When selecting a node to execute fencing, pacemaker prefers (1) a node
that runs a recurring monitor on the device; (2) any other node besides
the target; or (3) the target, if no other node is available.

By default pacemaker will attempt to execute a fencing action twice.
This is customizable via the pcmk_reboot_retries / pcmk_off_retries /
etc. stonith device meta-attributes. IIRC, the second attempt will be
tried on a different node if one is available.

However each attempt eats into the overall timeout. If the first
attempt hangs and uses up all the timeout, then no further attempts
will be made.

A fencing topology can be configured if multiple devices can be used to
fence a node, to specify which should be attempted first.

If all devices/attempts fail, pacemaker marks the fencing as failed.
>From there it depends on how the fencing was initiated. If pacemaker
itself initiated it (vs. external software like DLM, or a sysadmin
running stonith_admin), the controller will resubmit the fencing
operation up to 10 times by default (the stonith-max-attempts cluster
property) then give up. However the controller will reset the counter
to zero and try again at the next transition if the node still needs to
be fenced.

> Also does stonith resource failure on a node affect selecting this
> node
> to perform stonith?

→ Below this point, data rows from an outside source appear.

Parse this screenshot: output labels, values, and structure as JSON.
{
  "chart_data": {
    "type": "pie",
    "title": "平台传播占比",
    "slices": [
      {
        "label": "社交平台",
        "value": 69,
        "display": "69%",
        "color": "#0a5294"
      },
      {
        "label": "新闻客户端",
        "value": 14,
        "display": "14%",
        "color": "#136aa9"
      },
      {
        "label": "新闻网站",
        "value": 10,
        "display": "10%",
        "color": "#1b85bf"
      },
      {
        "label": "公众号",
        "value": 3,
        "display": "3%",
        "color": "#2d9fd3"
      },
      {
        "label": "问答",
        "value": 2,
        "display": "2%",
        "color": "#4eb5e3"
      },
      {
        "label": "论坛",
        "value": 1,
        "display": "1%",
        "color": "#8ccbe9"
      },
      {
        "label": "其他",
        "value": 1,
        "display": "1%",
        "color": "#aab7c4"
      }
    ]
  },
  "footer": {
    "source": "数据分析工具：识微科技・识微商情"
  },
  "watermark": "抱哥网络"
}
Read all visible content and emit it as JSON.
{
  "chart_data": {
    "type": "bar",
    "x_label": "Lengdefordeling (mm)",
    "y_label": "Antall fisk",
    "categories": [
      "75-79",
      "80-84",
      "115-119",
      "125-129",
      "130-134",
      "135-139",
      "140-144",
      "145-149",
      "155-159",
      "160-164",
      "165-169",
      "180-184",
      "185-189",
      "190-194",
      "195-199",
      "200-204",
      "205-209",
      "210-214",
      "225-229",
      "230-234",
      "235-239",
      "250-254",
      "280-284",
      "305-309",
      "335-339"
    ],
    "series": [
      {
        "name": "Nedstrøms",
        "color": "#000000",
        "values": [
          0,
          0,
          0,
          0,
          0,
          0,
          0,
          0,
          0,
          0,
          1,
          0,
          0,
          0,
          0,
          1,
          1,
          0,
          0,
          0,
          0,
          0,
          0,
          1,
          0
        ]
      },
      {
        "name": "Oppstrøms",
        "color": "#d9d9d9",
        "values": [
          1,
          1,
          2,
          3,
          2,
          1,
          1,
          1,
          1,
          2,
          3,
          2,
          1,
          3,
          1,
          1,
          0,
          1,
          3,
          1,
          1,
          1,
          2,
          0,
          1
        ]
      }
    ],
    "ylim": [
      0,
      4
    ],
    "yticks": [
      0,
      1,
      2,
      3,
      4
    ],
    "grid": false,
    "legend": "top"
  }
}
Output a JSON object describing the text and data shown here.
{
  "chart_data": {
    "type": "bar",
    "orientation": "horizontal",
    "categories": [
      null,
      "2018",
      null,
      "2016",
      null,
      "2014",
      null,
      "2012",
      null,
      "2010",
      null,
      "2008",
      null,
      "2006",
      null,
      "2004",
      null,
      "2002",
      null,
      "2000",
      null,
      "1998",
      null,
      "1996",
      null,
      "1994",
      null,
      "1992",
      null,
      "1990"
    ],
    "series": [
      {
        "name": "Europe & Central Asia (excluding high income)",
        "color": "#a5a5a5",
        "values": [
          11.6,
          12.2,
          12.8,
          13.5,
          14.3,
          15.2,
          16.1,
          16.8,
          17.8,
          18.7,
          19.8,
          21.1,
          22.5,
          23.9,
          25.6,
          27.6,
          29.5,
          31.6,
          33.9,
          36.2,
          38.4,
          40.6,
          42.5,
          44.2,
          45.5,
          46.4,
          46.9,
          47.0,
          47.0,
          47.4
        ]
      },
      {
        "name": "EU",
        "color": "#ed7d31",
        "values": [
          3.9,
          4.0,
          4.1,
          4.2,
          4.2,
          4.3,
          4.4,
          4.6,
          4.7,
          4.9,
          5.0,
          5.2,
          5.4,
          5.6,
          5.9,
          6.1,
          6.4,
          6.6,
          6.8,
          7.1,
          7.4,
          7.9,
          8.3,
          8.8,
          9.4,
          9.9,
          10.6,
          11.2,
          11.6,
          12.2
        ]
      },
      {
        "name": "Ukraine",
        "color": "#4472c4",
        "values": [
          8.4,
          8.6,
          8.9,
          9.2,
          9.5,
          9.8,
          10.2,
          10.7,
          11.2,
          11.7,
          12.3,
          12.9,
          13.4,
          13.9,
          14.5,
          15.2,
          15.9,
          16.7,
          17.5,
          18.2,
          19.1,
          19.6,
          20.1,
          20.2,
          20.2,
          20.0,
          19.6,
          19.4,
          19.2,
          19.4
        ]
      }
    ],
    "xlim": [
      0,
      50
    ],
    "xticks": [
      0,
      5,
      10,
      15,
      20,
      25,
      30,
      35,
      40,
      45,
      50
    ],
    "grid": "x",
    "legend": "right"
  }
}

Is there any sort of priority list? If yes, how
> is
> it ordered?

Currently, device monitor failure does not affect the selection of a
node to execute the device, but that is planned.

The priority list for selecting a node to execute a device is described
above. For selecting between multiple fence devices when there is no
topology, there is a priority meta-attribute for stonith devices, but
it not currently implemented (another to-do item).

> 
> >  After 30 minutes it will start trying again.
> > 
> 
> ... resume monitoring. Nothing more.
-- 
Ken Gaillot <kgaillot at redhat.com>